3. You also can’t avoid Marvel and its muddleheaded mayhem in the current cinema, a soul-battering bummer. But there do exist little oases floating past the aesthetic carnage, attractive indie films like the raunchy, uproarious “Zola” and my latest favorite, “The Worst Person in the World.” 

The grabby title is slyly misleading in this dark rom-com drama about a young woman who skitters between jobs and lovers while surfing life’s foibles. Joachim Trier’s prickly Norwegian charmer, ablaze with insinuating characters and sexy anecdote, is told in 12 fluid chapters, led by endearing star Renate Reinsve, who won best actress at Cannes for her intricate portrayal of a woman in flux. Hardly the worst person in the world, she’s a millennial supernova.

4. Ottessa Moshfegh’s new novel “Lapvona” is grossing out reviewers with its blithe violence and panoramic depravity. (Is Moshfegh the worst person in the world?) The medieval fable, set in a village rife with plague and other misfortunes, is earning wildly mixed reviews, many of them lashing in their displeasure, even from fans of Moshfegh’s previous dark fictions (“Eileen,” “Homesick for Another World”). 

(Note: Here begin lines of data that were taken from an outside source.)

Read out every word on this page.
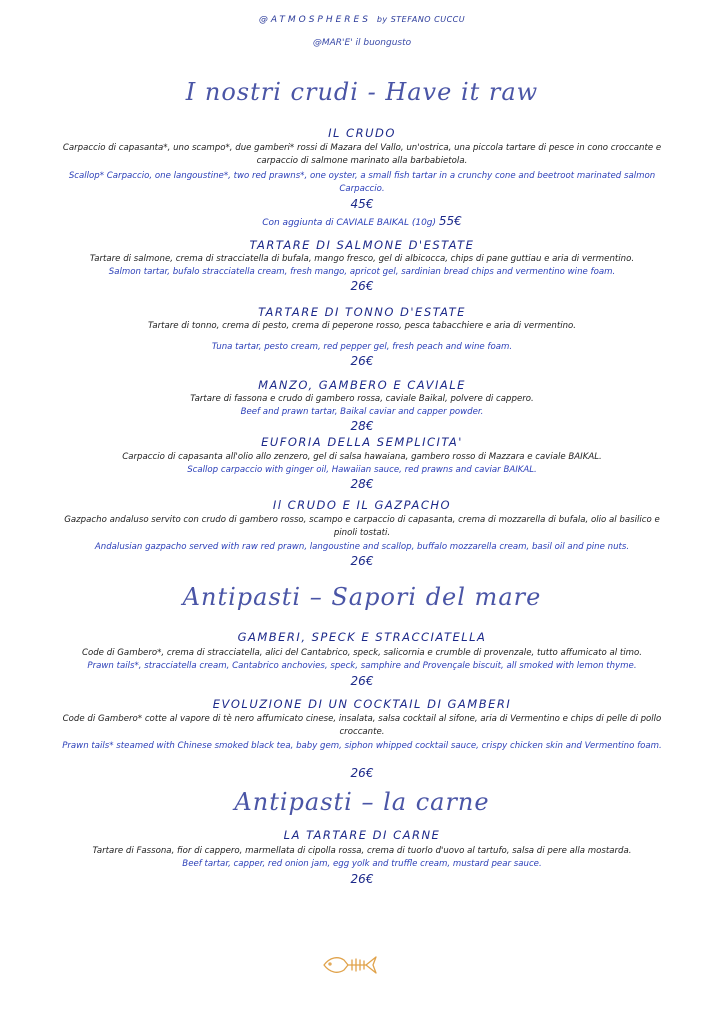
@ATMOSPHERES by STEFANO CUCCU
@MAR'E' il buongusto
I nostri crudi - Have it raw
IL CRUDO
Carpaccio di capasanta*, uno scampo*, due gamberi* rossi di Mazara del Vallo, un'ostrica, una piccola tartare di pesce in cono croccante e carpaccio di salmone marinato alla barbabietola.
Scallop* Carpaccio, one langoustine*, two red prawns*, one oyster, a small fish tartar in a crunchy cone and beetroot marinated salmon Carpaccio.
45€
Con aggiunta di CAVIALE BAIKAL (10g) 55€
TARTARE DI SALMONE D'ESTATE
Tartare di salmone, crema di stracciatella di bufala, mango fresco, gel di albicocca, chips di pane guttiau e aria di vermentino.
Salmon tartar, bufalo stracciatella cream, fresh mango, apricot gel, sardinian bread chips and vermentino wine foam.
26€
TARTARE DI TONNO D'ESTATE
Tartare di tonno, crema di pesto, crema di peperone rosso, pesca tabacchiere e aria di vermentino.
Tuna tartar, pesto cream, red pepper gel, fresh peach and wine foam.
26€
MANZO, GAMBERO E CAVIALE
Tartare di fassona e crudo di gambero rossa, caviale Baikal, polvere di cappero.
Beef and prawn tartar, Baikal caviar and capper powder.
28€
EUFORIA DELLA SEMPLICITA'
Carpaccio di capasanta all'olio allo zenzero, gel di salsa hawaiana, gambero rosso di Mazzara e caviale BAIKAL.
Scallop carpaccio with ginger oil, Hawaiian sauce, red prawns and caviar BAIKAL.
28€
Il CRUDO E IL GAZPACHO
Gazpacho andaluso servito con crudo di gambero rosso, scampo e carpaccio di capasanta, crema di mozzarella di bufala, olio al basilico e pinoli tostati.
Andalusian gazpacho served with raw red prawn, langoustine and scallop, buffalo mozzarella cream, basil oil and pine nuts.
26€
Antipasti – Sapori del mare
GAMBERI, SPECK E STRACCIATELLA
Code di Gambero*, crema di stracciatella, alici del Cantabrico, speck, salicornia e crumble di provenzale, tutto affumicato al timo.
Prawn tails*, stracciatella cream, Cantabrico anchovies, speck, samphire and Provençale biscuit, all smoked with lemon thyme.
26€
EVOLUZIONE DI UN COCKTAIL DI GAMBERI
Code di Gambero* cotte al vapore di tè nero affumicato cinese, insalata, salsa cocktail al sifone, aria di Vermentino e chips di pelle di pollo croccante.
Prawn tails* steamed with Chinese smoked black tea, baby gem, siphon whipped cocktail sauce, crispy chicken skin and Vermentino foam.
26€
Antipasti – la carne
LA TARTARE DI CARNE
Tartare di Fassona, fior di cappero, marmellata di cipolla rossa, crema di tuorlo d'uovo al tartufo, salsa di pere alla mostarda.
Beef tartar, capper, red onion jam, egg yolk and truffle cream, mustard pear sauce.
26€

I’m a fan as well, and I’m steeling for a rough ride. I’m only on page nine, and here’s a verbal taste: “disemboweled” “heads of the dead,” “a bone sticking out through the flesh,” “animal excrement.” (Page nine.) The book, in all its gloppy mucus and viscera, came out this week — which makes it the perfect summer beach read. You heard it here first.